Quantum dynamics of the H+O(2)-->O+OH reaction.

Quantum scattering calculations of the H+O(2)-->O+OH reaction are presented using two different representations of the electronically adiabatic potential energy surface of the HO(2) system. The calculations have been performed using a three-dimensional time-independent quantum reactive scattering program based on hyperspherical coordinates. The effect of vibrational and rotational excitations of the O(2) molecule on the reactivity is investigated by carrying out calculations for vibrational quantum numbers v=0-8 and rotational quantum numbers j=1-9 for both potential surfaces. While the energy threshold for the reaction is lowered with increase in vibrational or rotational excitation of the molecule the overall energy dependence of the reaction probability remained largely unaffected with rovibrational excitations. Vibrational excitation was found to wash out resonances in the reaction probabilities.

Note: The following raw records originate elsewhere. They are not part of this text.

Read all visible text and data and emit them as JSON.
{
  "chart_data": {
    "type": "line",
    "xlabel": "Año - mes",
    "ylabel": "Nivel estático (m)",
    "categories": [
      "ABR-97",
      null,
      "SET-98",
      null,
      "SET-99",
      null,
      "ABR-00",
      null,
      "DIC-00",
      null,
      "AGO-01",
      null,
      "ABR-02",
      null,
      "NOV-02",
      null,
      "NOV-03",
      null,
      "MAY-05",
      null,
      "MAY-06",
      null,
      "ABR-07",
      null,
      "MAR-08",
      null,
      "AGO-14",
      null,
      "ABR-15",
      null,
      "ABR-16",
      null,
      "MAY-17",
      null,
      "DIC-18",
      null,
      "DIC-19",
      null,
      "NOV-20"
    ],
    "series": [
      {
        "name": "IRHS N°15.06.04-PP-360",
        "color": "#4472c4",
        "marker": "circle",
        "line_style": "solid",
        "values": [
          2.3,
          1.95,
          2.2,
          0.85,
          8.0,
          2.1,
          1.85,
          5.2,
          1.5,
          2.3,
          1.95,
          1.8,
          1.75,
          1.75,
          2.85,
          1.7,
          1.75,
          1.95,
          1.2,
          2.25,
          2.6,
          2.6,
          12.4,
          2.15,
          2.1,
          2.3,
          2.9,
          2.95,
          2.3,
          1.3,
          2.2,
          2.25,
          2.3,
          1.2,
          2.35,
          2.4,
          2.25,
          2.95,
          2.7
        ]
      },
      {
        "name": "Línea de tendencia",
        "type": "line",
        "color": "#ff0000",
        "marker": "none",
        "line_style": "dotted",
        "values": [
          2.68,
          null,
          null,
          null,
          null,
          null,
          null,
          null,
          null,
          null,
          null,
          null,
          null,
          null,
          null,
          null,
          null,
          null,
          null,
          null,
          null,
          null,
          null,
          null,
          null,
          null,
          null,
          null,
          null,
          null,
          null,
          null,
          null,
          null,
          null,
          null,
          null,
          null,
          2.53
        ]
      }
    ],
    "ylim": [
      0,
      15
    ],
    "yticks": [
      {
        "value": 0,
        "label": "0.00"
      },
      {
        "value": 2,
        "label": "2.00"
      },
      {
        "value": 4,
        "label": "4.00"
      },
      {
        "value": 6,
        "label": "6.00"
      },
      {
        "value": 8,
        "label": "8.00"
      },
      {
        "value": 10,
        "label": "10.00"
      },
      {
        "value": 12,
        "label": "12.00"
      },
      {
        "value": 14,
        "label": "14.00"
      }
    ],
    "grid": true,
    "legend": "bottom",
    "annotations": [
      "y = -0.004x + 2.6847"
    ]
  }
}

The sensitivity of the rate coefficients to the initial vibrational level of the O(2) molecule is investigated and it is found that the rate coefficient is a strong function of the vibrational quantum number of the O(2) molecule. The effect is more pronounced at low temperatures with the rate coefficient at 400 K increasing by about eight orders of magnitude when the vibrational level of O(2) is increased from 0 to 6. Thermal rate coefficients of the reaction calculated using cumulative reaction probabilities within a J-shifting approximation have been found to be in reasonable agreement with experimental results. Results show that vibrational excitation of the O(2) molecule needs to be considered in evaluating thermal rate coefficients of the reaction.